L = float(x) - float(interval)/2;
}
// Uses bisection search to search for x in data with log(n) time complexity
// Find the position of leftmost occurrence of x in data
int l1 = _find_lteq(vec, x);
// Find the position of rightmost occurrence of x in data[l1...len(data)]
// Assuming always l1 <= l2
int l2 = _find_rteq(vec, x, l1);
int cf = l1;
int f = l2 - l1 + 1;
return L + interval*(vec.size()/2 - cf)/f;
}
vector<int> vec{3, 5, 2, 7, 1, 3};
vector<int> vec_a{1,3,5,7};
vector<int> vec_c{ 1, 3, 4, 2, 7, 5, 8, 6 };
vector<int> a{1, 2, 2, 3, 4, 4, 4, 4, 4, 5};
int main() {
cout<< median_grouped(a,1)<<endl;
cout<< median_grouped(a,2)<<endl;
return 0;
}
And this is the function from statistics built in Python module that I am trying to port to C++:
def median_grouped(data, interval=1):
"""Return the 50th percentile (median) of grouped continuous data.
>>> median_grouped([1, 2, 2, 3, 4, 4, 4, 4, 4, 5])
3.7
>>> median_grouped([52, 52, 53, 54])
52.5
This calculates the median as the 50th percentile, and should be
used when your data is continuous and grouped.
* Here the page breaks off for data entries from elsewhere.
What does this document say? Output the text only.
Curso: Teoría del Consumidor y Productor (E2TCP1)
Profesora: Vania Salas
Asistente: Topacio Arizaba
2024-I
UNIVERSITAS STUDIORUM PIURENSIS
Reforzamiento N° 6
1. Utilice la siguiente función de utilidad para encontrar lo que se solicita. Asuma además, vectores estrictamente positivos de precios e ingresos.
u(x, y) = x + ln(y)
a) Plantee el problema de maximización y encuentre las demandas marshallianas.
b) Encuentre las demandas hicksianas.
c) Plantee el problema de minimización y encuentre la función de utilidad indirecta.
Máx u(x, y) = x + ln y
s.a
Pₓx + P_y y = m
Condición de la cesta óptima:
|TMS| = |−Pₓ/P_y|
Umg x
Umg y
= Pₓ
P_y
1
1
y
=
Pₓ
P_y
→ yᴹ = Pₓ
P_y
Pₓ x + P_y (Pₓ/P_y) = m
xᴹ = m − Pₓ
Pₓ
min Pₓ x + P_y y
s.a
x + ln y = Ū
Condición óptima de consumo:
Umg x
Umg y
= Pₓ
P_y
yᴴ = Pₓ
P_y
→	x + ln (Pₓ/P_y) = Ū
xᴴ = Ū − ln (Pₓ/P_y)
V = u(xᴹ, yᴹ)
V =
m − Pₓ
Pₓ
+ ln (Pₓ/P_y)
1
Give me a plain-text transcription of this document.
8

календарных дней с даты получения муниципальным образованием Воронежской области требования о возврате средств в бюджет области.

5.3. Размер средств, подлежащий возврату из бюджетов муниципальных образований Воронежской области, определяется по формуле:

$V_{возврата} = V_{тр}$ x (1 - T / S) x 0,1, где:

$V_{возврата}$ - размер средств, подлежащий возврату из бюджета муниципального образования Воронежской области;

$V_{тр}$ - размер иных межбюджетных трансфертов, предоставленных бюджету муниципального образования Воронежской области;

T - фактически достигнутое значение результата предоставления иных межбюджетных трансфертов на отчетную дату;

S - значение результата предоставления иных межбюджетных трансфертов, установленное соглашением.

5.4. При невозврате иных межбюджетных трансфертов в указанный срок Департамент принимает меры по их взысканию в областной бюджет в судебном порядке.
In the above example,
the values 1, 2, 3, etc. actually represent the midpoint of classes
0.5-1.5, 1.5-2.5, 2.5-3.5, etc. The middle value falls somewhere in
class 3.5-4.5, and interpolation is used to estimate it.
Optional argument ``interval`` represents the class interval, and
defaults to 1. Changing the class interval naturally will change the
interpolated 50th percentile value:
>>> median_grouped([1, 3, 3, 5, 7], interval=1)
3.25
>>> median_grouped([1, 3, 3, 5, 7], interval=2)
3.5
This function does not check whether the data points are at least
``interval`` apart.
"""
data = sorted(data)
n = len(data)
if n == 0:
raise StatisticsError("no median for empty data")
elif n == 1:
return data[0]
# Find the value at the midpoint. Remember this corresponds to the
# centre of the class interval.
x = data[n//2]
for obj in (x, interval):
if isinstance(obj, (str, bytes)):
raise TypeError('expected number but got %r' % obj)
try:
L = x - interval/2 # The lower limit of the median interval.
except TypeError:
# Mixed type. For now we just coerce to float.
L = float(x) - float(interval)/2
# Uses bisection search to search for x in data with log(n) time complexity
# Find the position of leftmost occurrence of x in data
l1 = _find_lteq(data, x)
# Find the position of rightmost occurrence of x in data[l1...len(data)]
# Assuming always l1 <= l2
l2 = _find_rteq(data, l1, x)
cf = l1
f = l2 - l1 + 1
return L + interval*(n/2 - cf)/f
Could you tell me what's wrong with my C++ code, please?